D2L-CH9-Modern Recurrent Neural Networks

9. Modern Recurrent Neural Networks

9.1 Gated Recurrent Units (GRU)

從前一張章節得知,RNN因為矩陣連乘會導致梯度消失或爆炸.

作者提出3個梯度異常(gradient anomalies)的情境:

We might encounter a situation where an early observation is highly significant for predicting all future observations. 一個序列,第一個輸入包含了checksum,而模型目的是要預測checksum是否正確.這可以看出第一個輸入值很重要,必須要有 memory cell 機制保留初期資訊,否則,我們不得不為第一個輸入分配非常大的梯度，因為它會影響所有後續觀測值.
We might encounter situations where some symbols carry no pertinent observation. 以網頁內容情緒分析為例,網頁內容包含了許多不必要的 HTML symbols.需要有機制可以 略過(skip) 沒必要的 latent state representation.
We might encounter situations where there is a logical break between parts of a sequence. 例如,一本書的各個章節之間可能會有過渡,或者證券的熊市和牛市之間可能會有過渡.在這種情況下,最好有一種能 重置(reset) internal state representation的方法.

9.1.1 Gating the Hidden State

For instance, if the first symbol is of great importance we will learn not to update the hidden state after the first observation. Likewise, we will learn to skip irrelevant temporary observations. Last, we will learn to reset the latent state whenever needed.

Reset Gates and Update Gates

The first thing we need to introduce are reset and update gates. We engineer them to be vectors with entries in \((0, 1)\) such that we can perform convex combinations.

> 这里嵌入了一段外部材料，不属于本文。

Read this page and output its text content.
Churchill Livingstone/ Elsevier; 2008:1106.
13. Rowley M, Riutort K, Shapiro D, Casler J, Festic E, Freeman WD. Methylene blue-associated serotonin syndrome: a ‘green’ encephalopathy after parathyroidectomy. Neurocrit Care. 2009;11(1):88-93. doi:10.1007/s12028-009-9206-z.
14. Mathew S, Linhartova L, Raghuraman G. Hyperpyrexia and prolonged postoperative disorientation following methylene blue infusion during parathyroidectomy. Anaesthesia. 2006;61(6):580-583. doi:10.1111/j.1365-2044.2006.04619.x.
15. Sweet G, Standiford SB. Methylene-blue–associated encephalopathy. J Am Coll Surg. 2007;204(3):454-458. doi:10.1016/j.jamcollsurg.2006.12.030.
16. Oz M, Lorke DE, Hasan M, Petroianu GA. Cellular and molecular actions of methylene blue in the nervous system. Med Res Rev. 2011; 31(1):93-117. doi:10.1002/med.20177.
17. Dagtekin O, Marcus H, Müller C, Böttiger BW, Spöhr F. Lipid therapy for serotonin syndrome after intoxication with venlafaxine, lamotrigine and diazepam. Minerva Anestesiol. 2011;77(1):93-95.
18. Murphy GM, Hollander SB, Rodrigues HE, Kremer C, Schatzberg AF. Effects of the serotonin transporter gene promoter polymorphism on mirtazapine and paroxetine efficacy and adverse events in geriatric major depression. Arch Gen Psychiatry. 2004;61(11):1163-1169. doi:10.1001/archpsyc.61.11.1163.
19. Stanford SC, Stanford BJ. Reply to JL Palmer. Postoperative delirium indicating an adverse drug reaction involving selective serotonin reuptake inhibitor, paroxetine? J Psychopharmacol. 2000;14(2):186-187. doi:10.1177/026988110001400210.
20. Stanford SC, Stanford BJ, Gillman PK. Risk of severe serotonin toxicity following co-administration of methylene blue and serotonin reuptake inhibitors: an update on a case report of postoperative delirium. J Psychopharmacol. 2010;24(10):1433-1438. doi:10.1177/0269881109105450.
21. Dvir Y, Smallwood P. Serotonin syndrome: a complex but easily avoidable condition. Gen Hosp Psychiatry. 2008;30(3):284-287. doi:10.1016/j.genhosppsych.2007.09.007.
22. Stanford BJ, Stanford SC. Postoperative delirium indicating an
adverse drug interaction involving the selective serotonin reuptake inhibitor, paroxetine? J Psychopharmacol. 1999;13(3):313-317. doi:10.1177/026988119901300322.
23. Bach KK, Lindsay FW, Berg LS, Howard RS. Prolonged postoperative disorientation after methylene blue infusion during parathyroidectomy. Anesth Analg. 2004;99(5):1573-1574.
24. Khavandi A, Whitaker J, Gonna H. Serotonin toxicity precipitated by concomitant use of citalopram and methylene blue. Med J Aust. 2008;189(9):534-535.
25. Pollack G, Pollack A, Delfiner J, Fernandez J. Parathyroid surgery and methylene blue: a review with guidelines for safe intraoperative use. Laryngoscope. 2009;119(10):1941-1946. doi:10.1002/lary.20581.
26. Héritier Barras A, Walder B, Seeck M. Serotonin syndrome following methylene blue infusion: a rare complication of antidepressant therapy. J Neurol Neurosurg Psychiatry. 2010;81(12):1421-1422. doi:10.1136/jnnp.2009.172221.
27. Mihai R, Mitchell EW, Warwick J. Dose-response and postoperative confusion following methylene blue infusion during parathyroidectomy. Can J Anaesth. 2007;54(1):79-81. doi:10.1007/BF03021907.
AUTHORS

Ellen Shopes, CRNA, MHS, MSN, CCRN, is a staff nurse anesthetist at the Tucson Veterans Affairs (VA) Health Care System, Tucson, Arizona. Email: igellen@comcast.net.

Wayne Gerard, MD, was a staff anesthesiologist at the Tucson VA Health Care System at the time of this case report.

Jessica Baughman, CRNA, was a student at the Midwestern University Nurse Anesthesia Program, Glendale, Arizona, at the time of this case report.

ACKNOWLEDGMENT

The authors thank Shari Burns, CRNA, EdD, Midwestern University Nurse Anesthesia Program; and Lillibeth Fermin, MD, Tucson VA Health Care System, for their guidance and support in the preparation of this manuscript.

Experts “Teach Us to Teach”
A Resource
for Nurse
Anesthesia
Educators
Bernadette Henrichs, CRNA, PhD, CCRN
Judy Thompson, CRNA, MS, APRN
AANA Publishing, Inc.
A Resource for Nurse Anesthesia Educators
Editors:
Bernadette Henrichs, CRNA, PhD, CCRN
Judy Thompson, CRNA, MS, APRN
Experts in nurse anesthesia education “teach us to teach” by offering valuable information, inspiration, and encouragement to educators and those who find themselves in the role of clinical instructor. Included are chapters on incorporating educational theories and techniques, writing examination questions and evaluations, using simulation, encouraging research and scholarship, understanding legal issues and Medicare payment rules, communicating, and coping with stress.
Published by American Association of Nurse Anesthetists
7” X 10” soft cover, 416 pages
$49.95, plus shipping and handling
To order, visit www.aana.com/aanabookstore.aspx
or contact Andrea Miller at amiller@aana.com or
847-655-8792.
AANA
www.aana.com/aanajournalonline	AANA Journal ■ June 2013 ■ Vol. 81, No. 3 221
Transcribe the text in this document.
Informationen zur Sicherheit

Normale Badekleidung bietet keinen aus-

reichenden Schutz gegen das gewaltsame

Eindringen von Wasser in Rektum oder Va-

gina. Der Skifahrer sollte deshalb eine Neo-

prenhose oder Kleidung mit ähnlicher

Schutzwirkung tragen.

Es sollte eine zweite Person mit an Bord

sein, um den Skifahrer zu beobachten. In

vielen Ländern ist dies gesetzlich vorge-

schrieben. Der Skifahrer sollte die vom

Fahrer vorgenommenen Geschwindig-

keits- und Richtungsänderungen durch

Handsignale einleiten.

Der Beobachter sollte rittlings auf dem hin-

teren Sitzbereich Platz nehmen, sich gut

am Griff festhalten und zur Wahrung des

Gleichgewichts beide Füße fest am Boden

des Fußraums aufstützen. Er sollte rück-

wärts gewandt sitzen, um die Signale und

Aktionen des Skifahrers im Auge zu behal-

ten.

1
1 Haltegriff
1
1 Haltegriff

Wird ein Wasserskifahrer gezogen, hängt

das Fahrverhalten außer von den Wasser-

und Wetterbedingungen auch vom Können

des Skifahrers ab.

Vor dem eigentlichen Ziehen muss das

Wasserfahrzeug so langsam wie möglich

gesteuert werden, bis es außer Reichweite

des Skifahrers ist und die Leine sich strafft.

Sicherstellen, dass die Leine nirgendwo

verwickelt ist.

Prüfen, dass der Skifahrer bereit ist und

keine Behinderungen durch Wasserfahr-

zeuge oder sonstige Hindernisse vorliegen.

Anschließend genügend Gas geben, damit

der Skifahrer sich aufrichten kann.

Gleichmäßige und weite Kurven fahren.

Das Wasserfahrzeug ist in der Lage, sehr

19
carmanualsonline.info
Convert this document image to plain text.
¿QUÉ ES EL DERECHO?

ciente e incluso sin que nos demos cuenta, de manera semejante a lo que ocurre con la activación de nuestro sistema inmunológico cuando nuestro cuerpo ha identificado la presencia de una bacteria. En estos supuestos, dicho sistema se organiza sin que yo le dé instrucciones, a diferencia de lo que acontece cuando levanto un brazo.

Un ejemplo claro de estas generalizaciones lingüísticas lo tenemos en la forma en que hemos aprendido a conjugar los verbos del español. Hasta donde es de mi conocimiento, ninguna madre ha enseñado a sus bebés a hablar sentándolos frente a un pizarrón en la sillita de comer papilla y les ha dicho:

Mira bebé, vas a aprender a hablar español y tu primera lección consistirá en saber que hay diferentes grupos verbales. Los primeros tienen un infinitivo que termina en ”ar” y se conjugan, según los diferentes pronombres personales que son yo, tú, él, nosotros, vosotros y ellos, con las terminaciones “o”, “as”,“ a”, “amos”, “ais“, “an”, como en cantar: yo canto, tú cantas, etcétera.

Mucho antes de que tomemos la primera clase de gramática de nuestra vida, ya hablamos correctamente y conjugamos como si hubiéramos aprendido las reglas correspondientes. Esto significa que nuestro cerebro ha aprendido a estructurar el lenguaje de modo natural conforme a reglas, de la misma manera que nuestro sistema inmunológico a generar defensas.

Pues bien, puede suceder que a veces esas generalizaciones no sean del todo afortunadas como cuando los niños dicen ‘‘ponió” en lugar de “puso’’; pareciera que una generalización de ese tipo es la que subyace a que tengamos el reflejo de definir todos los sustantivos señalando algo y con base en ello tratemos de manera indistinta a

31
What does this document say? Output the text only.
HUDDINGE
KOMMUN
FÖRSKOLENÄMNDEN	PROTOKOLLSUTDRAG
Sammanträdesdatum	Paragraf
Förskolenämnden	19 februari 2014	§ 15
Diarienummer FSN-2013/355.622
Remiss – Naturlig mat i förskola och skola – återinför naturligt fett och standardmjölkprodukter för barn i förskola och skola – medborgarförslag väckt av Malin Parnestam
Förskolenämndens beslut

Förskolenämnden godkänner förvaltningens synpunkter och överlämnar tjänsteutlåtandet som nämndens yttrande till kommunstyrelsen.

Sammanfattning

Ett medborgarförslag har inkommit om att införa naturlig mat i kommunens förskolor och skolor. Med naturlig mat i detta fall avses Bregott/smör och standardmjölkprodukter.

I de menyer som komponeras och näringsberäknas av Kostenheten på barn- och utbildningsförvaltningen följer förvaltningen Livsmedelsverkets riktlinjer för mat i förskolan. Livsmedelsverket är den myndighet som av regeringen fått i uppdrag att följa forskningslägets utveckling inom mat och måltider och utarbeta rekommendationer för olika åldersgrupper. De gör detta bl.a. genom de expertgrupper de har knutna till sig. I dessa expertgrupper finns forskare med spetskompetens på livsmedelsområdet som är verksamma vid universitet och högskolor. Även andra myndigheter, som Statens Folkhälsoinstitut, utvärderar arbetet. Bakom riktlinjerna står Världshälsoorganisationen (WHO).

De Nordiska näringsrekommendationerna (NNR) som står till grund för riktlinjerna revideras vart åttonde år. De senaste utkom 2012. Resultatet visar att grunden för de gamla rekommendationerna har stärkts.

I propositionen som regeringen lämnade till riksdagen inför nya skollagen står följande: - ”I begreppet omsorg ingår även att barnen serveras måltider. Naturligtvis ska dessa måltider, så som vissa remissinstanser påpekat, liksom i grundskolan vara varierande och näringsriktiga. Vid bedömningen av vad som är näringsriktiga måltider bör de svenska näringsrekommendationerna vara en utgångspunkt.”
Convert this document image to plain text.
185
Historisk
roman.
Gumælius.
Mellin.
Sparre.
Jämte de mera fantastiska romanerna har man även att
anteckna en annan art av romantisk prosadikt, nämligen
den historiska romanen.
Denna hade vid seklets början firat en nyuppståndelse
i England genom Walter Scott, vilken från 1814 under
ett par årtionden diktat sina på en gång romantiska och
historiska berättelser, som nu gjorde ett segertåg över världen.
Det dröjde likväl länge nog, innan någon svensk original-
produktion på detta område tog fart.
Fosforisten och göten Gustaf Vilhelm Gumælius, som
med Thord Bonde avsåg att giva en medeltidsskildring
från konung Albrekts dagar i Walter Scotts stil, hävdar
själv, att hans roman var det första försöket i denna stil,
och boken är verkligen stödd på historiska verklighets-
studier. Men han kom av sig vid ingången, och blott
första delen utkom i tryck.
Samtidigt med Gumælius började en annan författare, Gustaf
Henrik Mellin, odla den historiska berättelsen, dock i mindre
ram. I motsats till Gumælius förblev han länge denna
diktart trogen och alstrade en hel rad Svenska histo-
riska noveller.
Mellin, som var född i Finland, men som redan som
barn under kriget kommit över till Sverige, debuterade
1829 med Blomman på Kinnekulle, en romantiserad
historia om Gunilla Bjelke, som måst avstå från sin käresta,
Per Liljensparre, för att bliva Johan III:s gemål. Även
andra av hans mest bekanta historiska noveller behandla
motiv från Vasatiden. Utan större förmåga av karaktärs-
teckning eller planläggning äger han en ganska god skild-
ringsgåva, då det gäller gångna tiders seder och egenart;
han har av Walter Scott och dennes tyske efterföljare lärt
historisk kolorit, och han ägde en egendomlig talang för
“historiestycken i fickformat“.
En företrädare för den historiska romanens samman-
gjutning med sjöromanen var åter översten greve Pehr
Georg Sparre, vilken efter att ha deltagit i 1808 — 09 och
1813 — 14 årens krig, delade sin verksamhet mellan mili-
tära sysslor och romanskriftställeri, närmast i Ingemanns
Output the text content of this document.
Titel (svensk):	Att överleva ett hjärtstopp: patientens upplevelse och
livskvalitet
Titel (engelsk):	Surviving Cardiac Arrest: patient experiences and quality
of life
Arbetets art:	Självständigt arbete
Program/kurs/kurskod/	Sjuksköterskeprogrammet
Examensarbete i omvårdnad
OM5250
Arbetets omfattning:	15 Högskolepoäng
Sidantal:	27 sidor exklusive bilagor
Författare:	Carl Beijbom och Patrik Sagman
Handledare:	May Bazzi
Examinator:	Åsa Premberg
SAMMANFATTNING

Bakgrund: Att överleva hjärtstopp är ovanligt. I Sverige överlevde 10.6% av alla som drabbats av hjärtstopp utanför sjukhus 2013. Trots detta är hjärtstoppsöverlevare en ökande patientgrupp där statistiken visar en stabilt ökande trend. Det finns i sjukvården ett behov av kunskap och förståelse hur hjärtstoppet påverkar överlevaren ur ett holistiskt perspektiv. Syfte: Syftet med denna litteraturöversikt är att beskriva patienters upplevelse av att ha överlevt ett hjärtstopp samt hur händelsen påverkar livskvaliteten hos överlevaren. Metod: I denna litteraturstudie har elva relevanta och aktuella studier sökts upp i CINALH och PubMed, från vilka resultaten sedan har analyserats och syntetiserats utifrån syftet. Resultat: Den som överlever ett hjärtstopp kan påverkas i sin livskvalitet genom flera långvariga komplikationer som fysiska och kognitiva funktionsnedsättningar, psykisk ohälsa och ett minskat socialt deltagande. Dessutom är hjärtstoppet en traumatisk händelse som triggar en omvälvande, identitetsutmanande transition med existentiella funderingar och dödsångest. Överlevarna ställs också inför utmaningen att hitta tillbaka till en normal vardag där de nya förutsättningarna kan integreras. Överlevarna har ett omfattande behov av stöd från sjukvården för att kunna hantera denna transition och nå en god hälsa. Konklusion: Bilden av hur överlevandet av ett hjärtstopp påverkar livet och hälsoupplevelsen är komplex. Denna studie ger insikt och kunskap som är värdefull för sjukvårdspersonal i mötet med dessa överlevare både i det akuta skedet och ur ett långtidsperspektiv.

activation function 採用 sigmoid, 保證輸出區間是0,1之間.

For instance, a reset variable would allow us to control how much of the previous state we might still want to remember. Likewise, an update variable would allow us to control how much of the new state is just a copy of the old state.

For a given timestep \(t\), the minibatch input is \(\mathbf{X}_t \in \mathbb{R}^{n \times d}\) (number of examples: \(n\), number of inputs: \(d\)) and the hidden state of the last timestep is \(\mathbf{H}_{t-1} \in \mathbb{R}^{n \times h}\) (number of hidden states: \(h\)). Then, the reset gate \(\mathbf{R}_t \in \mathbb{R}^{n \times h}\) and update gate \(\mathbf{Z}_t \in \mathbb{R}^{n \times h}\) are computed as follows:

\[ \begin{aligned} \mathbf{R}_t = \sigma(\mathbf{X}_t \mathbf{W}_{xr} + \mathbf{H}_{t-1} \mathbf{W}_{hr} + \mathbf{b}_r),\\ \mathbf{Z}_t = \sigma(\mathbf{X}_t \mathbf{W}_{xz} + \mathbf{H}_{t-1} \mathbf{W}_{hz} + \mathbf{b}_z). \end{aligned} \]

Reset Gates in Action

以下是 Conventional RNN

\[\mathbf{H}_t = \tanh(\mathbf{X}_t \mathbf{W}_{xh} + \mathbf{H}_{t-1}\mathbf{W}_{hh} + \mathbf{b}_h).\]

以下是加入 Reset Gate 的 RNN

\[\tilde{\mathbf{H}}_t = \tanh(\mathbf{X}_t \mathbf{W}_{xh} + \left(\mathbf{R}_t \odot \mathbf{H}_{t-1}\right) \mathbf{W}_{hh} + \mathbf{b}_h).\]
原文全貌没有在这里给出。